Eksistensi. Itu satu kata kuncinya. Siapakah orang yang tak ingin diketahui keberadaannya? Semua orang, bahkan si introvert, ingin diketahui keberadaannya. Ingin dihargai. Ingin membuktikan kemampuannya. Menjadi ibu rumah tangga berarti bekerja dengan penuh ikhlas, sebab tak ada gaji, tak ada pengakuan atas kemampuannya, tak ada kenaikan jabatan, tanpa ada seremonial apa pun. Menjadi ibu rumah tangga, berarti siap menerima tatapan sebelah mata, apalagi bila menyandang predikat sarjana. “Sudah sekolah tinggi-tinggi kok di rumah saja?”

Menjadi ibu rumah tangga, berarti harus berada di rumah terus bersama-sama anak. Apalagi kalau anak-anak masih kecil, melebur bersama teriakan dan tangisan mereka, kerepotan mengurus pup, membuat susu, menemani bermain, menemani tidur, dan sebagainya… dan sebagainya.

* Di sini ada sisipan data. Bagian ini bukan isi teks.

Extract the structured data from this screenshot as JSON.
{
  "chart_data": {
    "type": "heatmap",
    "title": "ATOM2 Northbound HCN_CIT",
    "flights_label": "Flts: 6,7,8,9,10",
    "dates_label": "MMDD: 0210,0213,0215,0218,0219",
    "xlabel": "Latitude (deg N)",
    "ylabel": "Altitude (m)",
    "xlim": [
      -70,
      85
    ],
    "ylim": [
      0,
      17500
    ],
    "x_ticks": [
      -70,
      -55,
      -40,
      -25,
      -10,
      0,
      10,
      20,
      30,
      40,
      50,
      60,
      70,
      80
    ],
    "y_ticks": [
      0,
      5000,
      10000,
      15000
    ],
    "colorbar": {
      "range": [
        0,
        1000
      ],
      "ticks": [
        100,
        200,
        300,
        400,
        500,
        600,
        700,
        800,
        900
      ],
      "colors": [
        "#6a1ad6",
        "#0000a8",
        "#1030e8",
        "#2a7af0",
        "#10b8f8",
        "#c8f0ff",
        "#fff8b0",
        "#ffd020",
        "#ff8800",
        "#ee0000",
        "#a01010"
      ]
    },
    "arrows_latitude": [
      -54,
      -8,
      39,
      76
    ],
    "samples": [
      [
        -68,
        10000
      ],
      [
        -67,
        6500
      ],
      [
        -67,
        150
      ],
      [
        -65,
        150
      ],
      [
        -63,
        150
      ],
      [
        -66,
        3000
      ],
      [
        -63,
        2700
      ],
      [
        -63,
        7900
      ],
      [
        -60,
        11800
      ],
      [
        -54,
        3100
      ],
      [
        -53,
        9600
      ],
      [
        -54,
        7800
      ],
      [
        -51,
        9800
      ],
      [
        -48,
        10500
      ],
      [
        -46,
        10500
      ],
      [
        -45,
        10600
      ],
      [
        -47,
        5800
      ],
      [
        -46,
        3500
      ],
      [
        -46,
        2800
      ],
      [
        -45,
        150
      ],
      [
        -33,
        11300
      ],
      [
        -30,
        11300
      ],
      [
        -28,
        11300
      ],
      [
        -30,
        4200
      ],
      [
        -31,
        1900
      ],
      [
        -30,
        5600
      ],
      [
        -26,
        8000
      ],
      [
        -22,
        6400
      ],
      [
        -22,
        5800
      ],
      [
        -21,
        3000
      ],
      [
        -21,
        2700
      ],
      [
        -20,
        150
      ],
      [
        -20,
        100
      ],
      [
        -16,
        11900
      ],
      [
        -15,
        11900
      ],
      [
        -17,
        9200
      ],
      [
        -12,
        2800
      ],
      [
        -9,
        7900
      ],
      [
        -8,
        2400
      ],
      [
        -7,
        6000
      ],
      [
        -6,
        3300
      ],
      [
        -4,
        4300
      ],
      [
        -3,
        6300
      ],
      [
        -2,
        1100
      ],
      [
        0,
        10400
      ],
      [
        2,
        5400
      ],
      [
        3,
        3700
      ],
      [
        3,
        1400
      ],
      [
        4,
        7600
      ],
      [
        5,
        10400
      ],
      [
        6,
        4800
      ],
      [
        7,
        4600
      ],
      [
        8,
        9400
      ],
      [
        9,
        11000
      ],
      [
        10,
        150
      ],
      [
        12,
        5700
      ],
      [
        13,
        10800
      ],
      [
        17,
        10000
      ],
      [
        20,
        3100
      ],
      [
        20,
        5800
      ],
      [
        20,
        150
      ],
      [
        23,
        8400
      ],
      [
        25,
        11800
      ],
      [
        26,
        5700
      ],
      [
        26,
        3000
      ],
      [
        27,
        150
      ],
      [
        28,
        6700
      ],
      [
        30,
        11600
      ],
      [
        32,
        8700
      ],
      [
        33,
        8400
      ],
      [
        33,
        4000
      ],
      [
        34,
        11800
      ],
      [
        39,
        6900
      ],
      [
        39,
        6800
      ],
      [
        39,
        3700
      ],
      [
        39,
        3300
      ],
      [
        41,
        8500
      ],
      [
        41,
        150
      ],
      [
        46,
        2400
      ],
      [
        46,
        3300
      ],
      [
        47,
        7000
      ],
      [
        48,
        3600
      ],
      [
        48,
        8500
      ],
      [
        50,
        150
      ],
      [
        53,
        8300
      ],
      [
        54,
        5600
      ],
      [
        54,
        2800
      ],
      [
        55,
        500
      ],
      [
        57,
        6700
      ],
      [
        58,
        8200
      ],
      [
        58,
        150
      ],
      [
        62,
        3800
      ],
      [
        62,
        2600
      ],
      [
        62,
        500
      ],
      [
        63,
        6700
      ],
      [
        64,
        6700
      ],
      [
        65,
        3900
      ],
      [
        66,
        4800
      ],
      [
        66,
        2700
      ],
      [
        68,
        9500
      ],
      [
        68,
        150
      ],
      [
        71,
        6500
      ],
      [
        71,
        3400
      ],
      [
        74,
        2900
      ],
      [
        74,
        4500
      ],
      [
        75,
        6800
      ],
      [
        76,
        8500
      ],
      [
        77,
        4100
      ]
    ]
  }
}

“Mana sempat aku nulis kalau sepanjang hari mengurus anak?”

Pertanyaan itu juga sempat membelitku, tak tanggung-tanggung, tiga tahun penuh. Aku terpenjara oleh anggapan TIDAK AKAN SEMPAT meneruskan hobiku, memaksimalkan “me time”-ku, dengan alasan sibuk dan capek mengurus anak. Hingga aku merasa tak bisa lagi membiarkan kerinduanku akan dunia tulis menulis, menguap begitu saja. Setiap malam aku bermimpi menuliskan kata-kata di komputer tuaku. Aku harus bisa! Aku harus bangkit!

Diselingi teriakan anak-anak yang asyik bermain, wara-wiri antara komputer dan membuat susu, mengetik sambil menyusui si tengah yang kala  itu baru berusia dua tahun, aku torehkan lagi isi pikiranku ke dalam mesin komputer yang berdengung-dengung. Aku pernah memiliki sebuah notebook cantik, warnanya merah jambu, warna kesukaanku. Sayang, hanya berhasil dipakai selama tiga bulan karena main board-nya mati. Notebook itu diperbaiki oleh teman suamiku, tapi kemudian dia pindah kerja dan tempat tinggal, dan hilang kontak sama sekali. Aku sudah mengikhlaskannya, meski hard disc-nya masih bagus dan berisi tulisan-tulisanku juga foto anak-anakku yang tidak ada copy-nya.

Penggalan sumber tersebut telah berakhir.